ADAM10 is required for lung cell syncytia formation. Experimental scheme of syncytia formation assay. Donor cells (HEK293T) co-expressing the SARS-CoV-2 spike protein along with GFP were co-cultured with A549-ACE2 NTC or KO acceptor cells. After 24 h, co-cultures were analyzed by confocal microscopy. Representative images of syncytia formation assay. Large syncytia were observed for NTC and ADAM17 KO cells but were strongly reduced when ADAM10 was knocked out, either alone or together with ADAM17 or upon inhibition with BB94 (10 µM). For both ADAMs, the cell lines obtained with gRNA sequence 1 were used. Images show GFP fluorescence and Hoechst staining. Scale bars, 50 µm. Quantification of images from fluorescence microscopy (B). Left plot: the area of the fused cells in green (GFP) was quantified and normalized to the Hoechst signal (blue) of the entire image to account for differences in cell density. Right plot: The nuclei within syncytia were determined by calculating the ratio between the Hoechst signal within syncytia and the total Hoechst signal in the entire image. The data are normalized to NTC DMSO (N ≥ 8). Two-way ANOVA with Tukey’s correction for multiple comparisons. All data are represented as mean ± 95% CI of at least three independent experiments. **P < 0.01, ***P < 0.001. See also Fig EV4.

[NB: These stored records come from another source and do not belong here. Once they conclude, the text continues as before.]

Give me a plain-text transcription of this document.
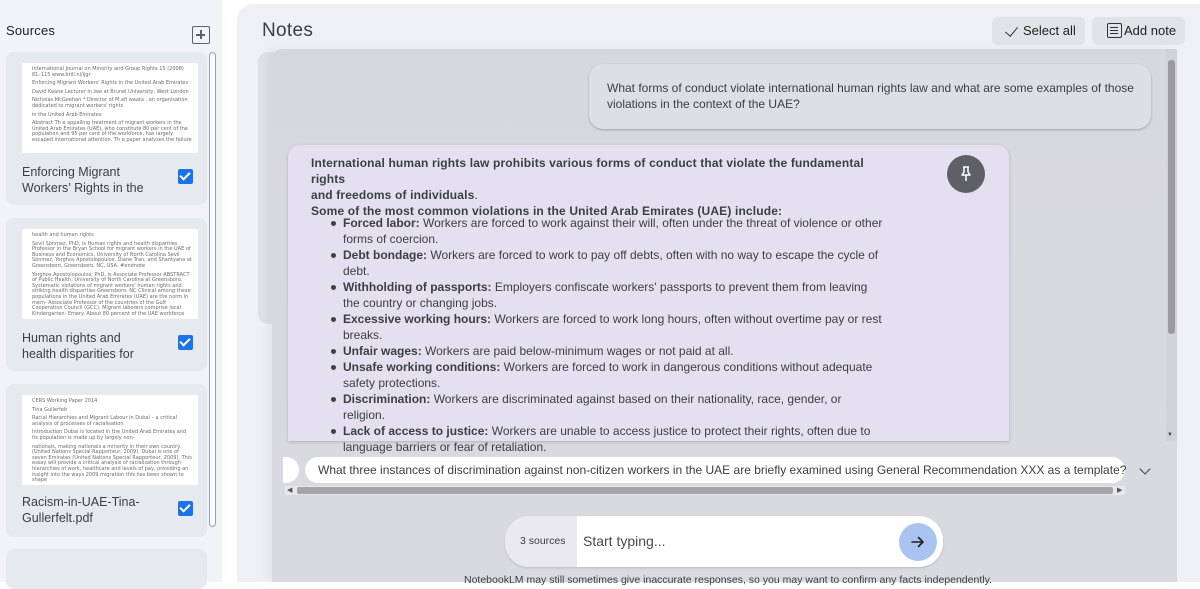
Sources
International Journal on Minority and Group Rights 15 (2008) 81–115 www.brill.nl/ijgr
Enforcing Migrant Workers’ Rights in the United Arab Emirates
David Keane Lecturer in law at Brunel University, West London
Nicholas McGeehan * Director of M.afi waata , an organisation dedicated to migrant workers' rights
in the United Arab Emirates
Abstract Th e appalling treatment of migrant workers in the United Arab Emirates (UAE), who constitute 80 per cent of the population and 95 per cent of the workforce, has largely escaped international attention. Th e paper analyses the failure
Enforcing Migrant
Workers’ Rights in the
health and human rights
Sevil Sönmez, PhD, is Human rights and health disparities Professor in the Bryan School for migrant workers in the UAE of Business and Economics, University of North Carolina Sevil Sönmez, Yorghos Apostolopoulos, Diane Tran, and Shantyana at Greensboro, Greensboro, NC, USA. #endnote
Yorghos Apostolopoulos, PhD, is Associate Professor ABSTRACT of Public Health, University of North Carolina at Greensboro. Systematic violations of migrant workers' human rights and striking health disparities Greensboro, NC Clinical among these populations in the United Arab Emirates (UAE) are the norm in mem- Associate Professor of the countries of the Gulf Cooperation Council (GCC). Migrant laborers comprise local Kindergarten: Emery. About 80 percent of the UAE workforce
Human rights and
health disparities for
CERS Working Paper 2014
Tina Gullerfelt
Racial Hierarchies and Migrant Labour in Dubai – a critical analysis of processes of racialisation
Introduction Dubai is located in the United Arab Emirates and its population is made up by largely non-
nationals, making nationals a minority in their own country (United Nations Special Rapporteur, 2009). Dubai is one of seven Emirates (United Nations Special Rapporteur, 2009). This essay will provide a critical analysis of racialisation through hierarchies of work, healthcare and levels of pay, providing an insight into the ways 2009 migration this has been shown to shape
Racism-in-UAE-Tina-
Gullerfelt.pdf
Notes	Select all	Add note
▼
What forms of conduct violate international human rights law and what are some examples of those violations in the context of the UAE?
International human rights law prohibits various forms of conduct that violate the fundamental rights
and freedoms of individuals.
Some of the most common violations in the United Arab Emirates (UAE) include:
Forced labor: Workers are forced to work against their will, often under the threat of violence or other forms of coercion.
Debt bondage: Workers are forced to work to pay off debts, often with no way to escape the cycle of debt.
Withholding of passports: Employers confiscate workers' passports to prevent them from leaving the country or changing jobs.
Excessive working hours: Workers are forced to work long hours, often without overtime pay or rest breaks.
Unfair wages: Workers are paid below-minimum wages or not paid at all.
Unsafe working conditions: Workers are forced to work in dangerous conditions without adequate safety protections.
Discrimination: Workers are discriminated against based on their nationality, race, gender, or religion.
Lack of access to justice: Workers are unable to access justice to protect their rights, often due to language barriers or fear of retaliation.
What three instances of discrimination against non-citizen workers in the UAE are briefly examined using General Recommendation XXX as a template?
◀	▶
3 sources
Start typing...
NotebookLM may still sometimes give inaccurate responses, so you may want to confirm any facts independently.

As A549-ACE2 cells cannot express TMPRSS2 and the rate of infection is drastically reduced upon administration of lysosomal cathepsin inhibitor and ADAM17 inhibitor, researchers presumed that ADAM17 functions in the lysosomal entry pathway, either before endocytosis or after endocytosis, at the plasma membrane. Interestingly, a fusion of cells during syncytia formation occurs at the plasma membrane, which depends on ADAM10 in the TMRPSS2-negative A549-ACE2 cells.

Conclusion

The authors of this study established that both ADAM17 and ADAM10 contribute to COVID-19 pathogenesis. These proteases can independently affect the entry of SARS-CoV-2 into the host and pathological lung cell fusion. Scientists stated that mechanistically, both the above-mentioned proteases cleave SARS-CoV-2 spike protein in vitro. The current study revealed that ADAM10 and ADAM17 could be potential drug targets to inhibit SARS-CoV-2 invasion into the host cell and lung cell syncytia formation.